Elke organisatie moet zich onderscheiden van de rest om op te vallen bij potentieel talent. Daarbij is het belangrijk dat de buitenkant strookt met de binnenkant. Brouwers: “Je kunt niet jezelf positioneren als good employer, terwijl je medewerkers misschien wel ontevreden zijn. Ik zou dan sollicitanten altijd aanraden om, vóór zij op gesprek gaan, op de LinkedIn-pagina’s van medewerkers te kijken. En tijdens het gesprek gewoon te vragen naar wat de cultuur van de organisatie kenmerkt en hoe zij als werkgever is. Als het bedrijf gek reageert op zo’n vraag, weet je eigenlijk al wel dat er iets niet in de haak is.”

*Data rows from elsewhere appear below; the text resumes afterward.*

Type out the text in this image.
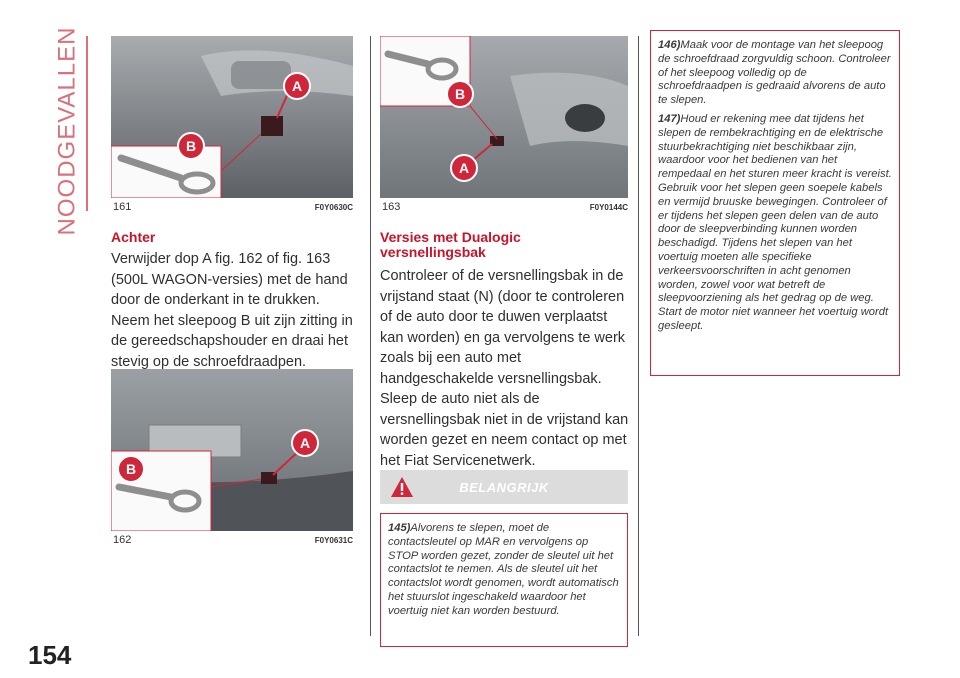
NOODGEVALLEN
154
A
B
161	F0Y0630C
Achter
Verwijder dop A fig. 162 of fig. 163 (500L WAGON-versies) met de hand door de onderkant in te drukken. Neem het sleepoog B uit zijn zitting in de gereedschapshouder en draai het stevig op de schroefdraadpen.
A
B
162	F0Y0631C
B
A
163	F0Y0144C
Versies met Dualogic
versnellingsbak
Controleer of de versnellingsbak in de vrijstand staat (N) (door te controleren of de auto door te duwen verplaatst kan worden) en ga vervolgens te werk zoals bij een auto met handgeschakelde versnellingsbak. Sleep de auto niet als de versnellingsbak niet in de vrijstand kan worden gezet en neem contact op met het Fiat Servicenetwerk.
BELANGRIJK

145)Alvorens te slepen, moet de contactsleutel op MAR en vervolgens op STOP worden gezet, zonder de sleutel uit het contactslot te nemen. Als de sleutel uit het contactslot wordt genomen, wordt automatisch het stuurslot ingeschakeld waardoor het voertuig niet kan worden bestuurd.

146)Maak voor de montage van het sleepoog de schroefdraad zorgvuldig schoon. Controleer of het sleepoog volledig op de schroefdraadpen is gedraaid alvorens de auto te slepen.

147)Houd er rekening mee dat tijdens het slepen de rembekrachtiging en de elektrische stuurbekrachtiging niet beschikbaar zijn, waardoor voor het bedienen van het rempedaal en het sturen meer kracht is vereist. Gebruik voor het slepen geen soepele kabels en vermijd bruuske bewegingen. Controleer of er tijdens het slepen geen delen van de auto door de sleepverbinding kunnen worden beschadigd. Tijdens het slepen van het voertuig moeten alle specifieke verkeersvoorschriften in acht genomen worden, zowel voor wat betreft de sleepvoorziening als het gedrag op de weg. Start de motor niet wanneer het voertuig wordt gesleept.
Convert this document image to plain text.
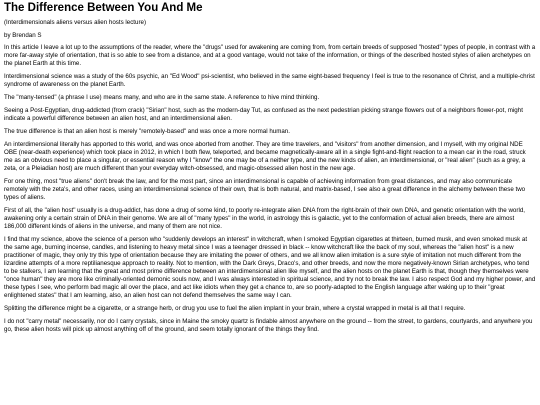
The Difference Between You And Me
(Interdimensionals aliens versus alien hosts lecture)
by Brendan S

In this article I leave a lot up to the assumptions of the reader, where the "drugs" used for awakening are coming from, from certain breeds of supposed "hosted" types of people, in contrast with a more far-away style of orientation, that is so able to see from a distance, and at a good vantage, would not take of the information, or things of the described hosted styles of alien archetypes on the planet Earth at this time.

Interdimensional science was a study of the 60s psychic, an "Ed Wood" psi-scientist, who believed in the same eight-based frequency I feel is true to the resonance of Christ, and a multiple-christ syndrome of awareness on the planet Earth.

The "many-tensed" (a phrase I use) means many, and who are in the same state. A reference to hive mind thinking.

Seeing a Post-Egyptian, drug-addicted (from crack) "Sirian" host, such as the modern-day Tut, as confused as the next pedestrian picking strange flowers out of a neighbors flower-pot, might indicate a powerful difference between an alien host, and an interdimensional alien.

The true difference is that an alien host is merely "remotely-based" and was once a more normal human.

An interdimensional literally has apported to this world, and was once aborted from another. They are time travelers, and "visitors" from another dimension, and I myself, with my original NDE OBE (near-death experience) which took place in 2012, in which I both flew, teleported, and became magnetically-aware all in a single fight-and-flight reaction to a mean car in the road, struck me as an obvious need to place a singular, or essential reason why I "know" the one may be of a neither type, and the new kinds of alien, an interdimensional, or "real alien" (such as a grey, a zeta, or a Pleiadian host) are much different than your everyday witch-obsessed, and magic-obsessed alien host in the new age.

For one thing, most "true aliens" don't break the law, and for the most part, since an interdimensional is capable of achieving information from great distances, and may also communicate remotely with the zeta's, and other races, using an interdimensional science of their own, that is both natural, and matrix-based, I see also a great difference in the alchemy between these two types of aliens.

First of all, the "alien host" usually is a drug-addict, has done a drug of some kind, to poorly re-integrate alien DNA from the right-brain of their own DNA, and genetic orientation with the world, awakening only a certain strain of DNA in their genome. We are all of "many types" in the world, in astrology this is galactic, yet to the conformation of actual alien breeds, there are almost 186,000 different kinds of aliens in the universe, and many of them are not nice.

I find that my science, above the science of a person who "suddenly develops an interest" in witchcraft, when I smoked Egyptian cigarettes at thirteen, burned musk, and even smoked musk at the same age, burning incense, candles, and listening to heavy metal since I was a teenager dressed in black -- know witchcraft like the back of my soul, whereas the "alien host" is a new practitioner of magic, they only try this type of orientation because they are imitating the power of others, and we all know alien imitation is a sure style of imitation not much different from the lizardine attempts of a more reptilianesque approach to reality. Not to mention, with the Dark Greys, Draco's, and other breeds, and now the more negatively-known Sirian archetypes, who tend to be stalkers, I am learning that the great and most prime difference between an interdimensional alien like myself, and the alien hosts on the planet Earth is that, though they themselves were "once human" they are more like criminally-oriented demonic souls now, and I was always interested in spiritual science, and try not to break the law. I also respect God and my higher power, and these types I see, who perform bad magic all over the place, and act like idiots when they get a chance to, are so poorly-adapted to the English language after waking up to their "great enlightened states" that I am learning, also, an alien host can not defend themselves the same way I can.

Splitting the difference might be a cigarette, or a strange herb, or drug you use to fuel the alien implant in your brain, where a crystal wrapped in metal is all that I require.

I do not "carry metal" necessarily, nor do I carry crystals, since in Maine the smoky quartz is findable almost anywhere on the ground -- from the street, to gardens, courtyards, and anywhere you go, these alien hosts will pick up almost anything off of the ground, and seem totally ignorant of the things they find.
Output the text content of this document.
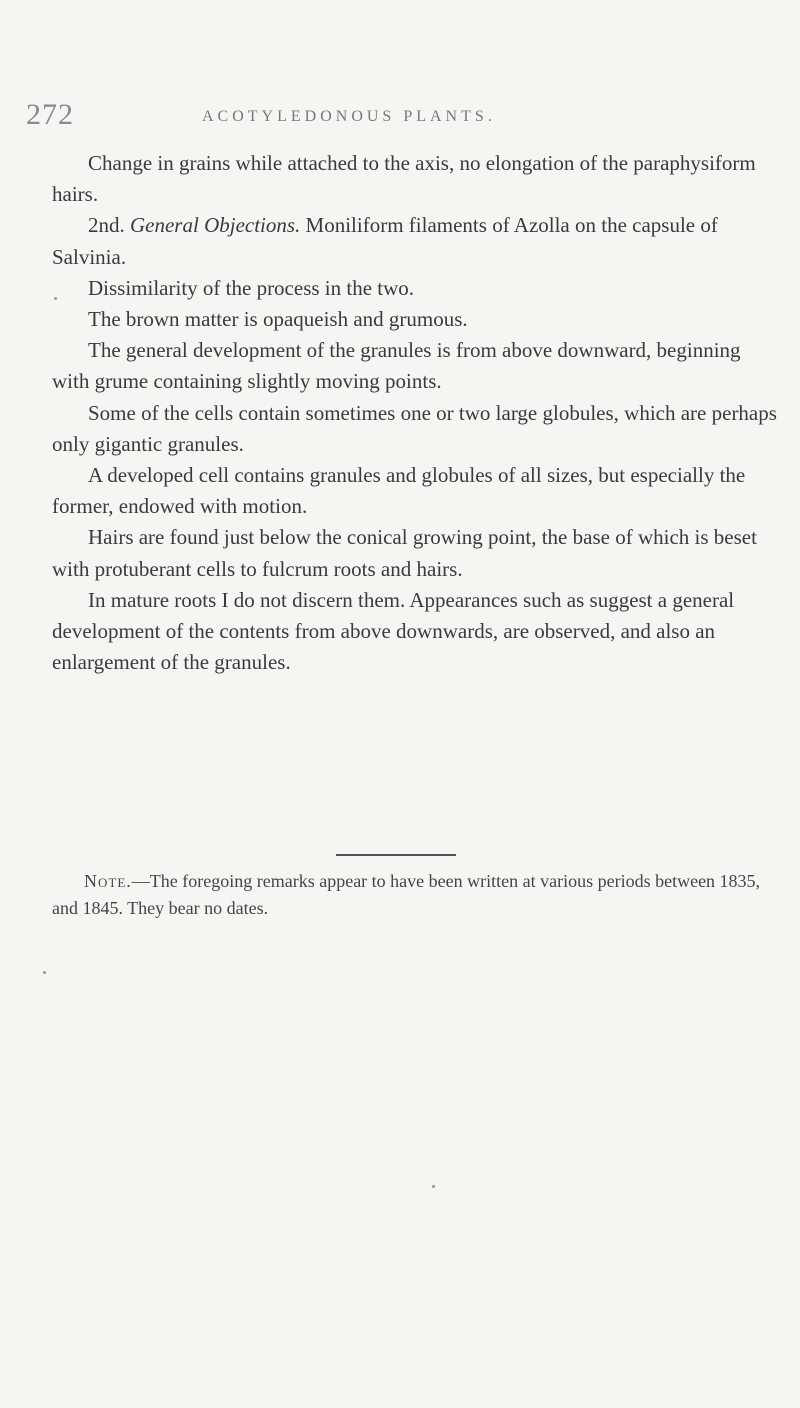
272	ACOTYLEDONOUS PLANTS.

Change in grains while attached to the axis, no elongation of the paraphysiform hairs.

2nd. General Objections. Moniliform filaments of Azolla on the capsule of Salvinia.

Dissimilarity of the process in the two.

The brown matter is opaqueish and grumous.

The general development of the granules is from above downward, beginning with grume containing slightly moving points.

Some of the cells contain sometimes one or two large globules, which are perhaps only gigantic granules.

A developed cell contains granules and globules of all sizes, but especially the former, endowed with motion.

Hairs are found just below the conical growing point, the base of which is beset with protuberant cells to fulcrum roots and hairs.

In mature roots I do not discern them. Appearances such as suggest a general development of the contents from above downwards, are observed, and also an enlargement of the granules.

Note.—The foregoing remarks appear to have been written at various periods between 1835, and 1845. They bear no dates.
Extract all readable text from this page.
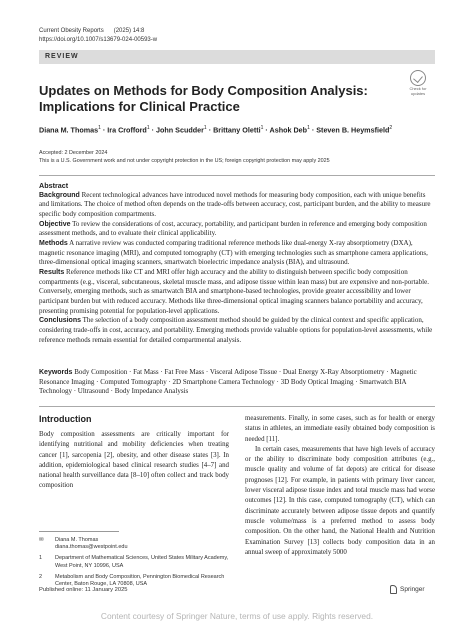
Current Obesity Reports (2025) 14:8
https://doi.org/10.1007/s13679-024-00593-w
REVIEW
Check for updates
Updates on Methods for Body Composition Analysis: Implications for Clinical Practice
Diana M. Thomas$^1$ · Ira Crofford$^1$ · John Scudder$^1$ · Brittany Oletti$^1$ · Ashok Deb$^1$ · Steven B. Heymsfield$^2$
Accepted: 2 December 2024
This is a U.S. Government work and not under copyright protection in the US; foreign copyright protection may apply 2025
Abstract
Background Recent technological advances have introduced novel methods for measuring body composition, each with unique benefits and limitations. The choice of method often depends on the trade-offs between accuracy, cost, participant burden, and the ability to measure specific body composition compartments.
Objective To review the considerations of cost, accuracy, portability, and participant burden in reference and emerging body composition assessment methods, and to evaluate their clinical applicability.
Methods A narrative review was conducted comparing traditional reference methods like dual-energy X-ray absorptiometry (DXA), magnetic resonance imaging (MRI), and computed tomography (CT) with emerging technologies such as smartphone camera applications, three-dimensional optical imaging scanners, smartwatch bioelectric impedance analysis (BIA), and ultrasound.
Results Reference methods like CT and MRI offer high accuracy and the ability to distinguish between specific body composition compartments (e.g., visceral, subcutaneous, skeletal muscle mass, and adipose tissue within lean mass) but are expensive and non-portable. Conversely, emerging methods, such as smartwatch BIA and smartphone-based technologies, provide greater accessibility and lower participant burden but with reduced accuracy. Methods like three-dimensional optical imaging scanners balance portability and accuracy, presenting promising potential for population-level applications.
Conclusions The selection of a body composition assessment method should be guided by the clinical context and specific application, considering trade-offs in cost, accuracy, and portability. Emerging methods provide valuable options for population-level assessments, while reference methods remain essential for detailed compartmental analysis.
Keywords Body Composition · Fat Mass · Fat Free Mass · Visceral Adipose Tissue · Dual Energy X-Ray Absorptiometry · Magnetic Resonance Imaging · Computed Tomography · 2D Smartphone Camera Technology · 3D Body Optical Imaging · Smartwatch BIA Technology · Ultrasound · Body Impedance Analysis
Introduction

Body composition assessments are critically important for identifying nutritional and mobility deficiencies when treating cancer [1], sarcopenia [2], obesity, and other disease states [3]. In addition, epidemiological based clinical research studies [4–7] and national health surveillance data [8–10] often collect and track body composition

measurements. Finally, in some cases, such as for health or energy status in athletes, an immediate easily obtained body composition is needed [11].

In certain cases, measurements that have high levels of accuracy or the ability to discriminate body composition attributes (e.g., muscle quality and volume of fat depots) are critical for disease prognoses [12]. For example, in patients with primary liver cancer, lower visceral adipose tissue index and total muscle mass had worse outcomes [12]. In this case, computed tomography (CT), which can discriminate accurately between adipose tissue depots and quantify muscle volume/mass is a preferred method to assess body composition. On the other hand, the National Health and Nutrition Examination Survey [13] collects body composition data in an annual sweep of approximately 5000

✉	Diana M. Thomas
diana.thomas@westpoint.edu
1	Department of Mathematical Sciences, United States Military Academy, West Point, NY 10996, USA
2	Metabolism and Body Composition, Pennington Biomedical Research Center, Baton Rouge, LA 70808, USA
Published online: 11 January 2025	Springer
Content courtesy of Springer Nature, terms of use apply. Rights reserved.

Volgens Peter Joosten, auteur van het boek Biohacking en veelgevraagd spreker, zullen bedrijven die niet bezig zijn met employer branding vroeger of later tegen de lamp lopen. In deze snel veranderende tijden, zullen werkgevers veel aandacht moeten besteden aan bijscholing, bijvoorbeeld in digitale vaardigheden. “Kunstmatige intelligentie wordt steeds belangrijker bij veel uiteenlopende soorten organisaties, voornamelijk in mobiliteit en de gezondheidszorg. Computers kunnen al veel gestandaardiseerde taken overnemen van mensen. Dit betekent niet dat de rol van bijvoorbeeld de arts verdwijnt, alleen dat die verandert. Daarnaast zullen nieuwe technologieën zorgen voor beroepen die we nu niet kennen. Hetzelfde gebeurde bij de opkomst van het internet, met banen zoals applicatieontwikkelaar en online marketeer”, aldus Joosten.
In het kader van duurzame inzetbaarheid in een digitaliserende wereld, zullen mensen genoodzaakt zijn om hun ‘leven lang te leren’. Voor ouderen kan dit lastiger zijn dan voor jongeren, omdat zij met nieuwe technologieën in aanraking komen, waar jongeren vaak al enigszins bekend mee zijn. Volgens Joosten is zowel de werknemer, de werkgever als de overheid verantwoordelijk voor dergelijke bijscholing. “Duurzame inzetbaarheid overstijgt employer branding. We zijn allemaal verantwoordelijk voor een gezonde arbeidsmarkt.”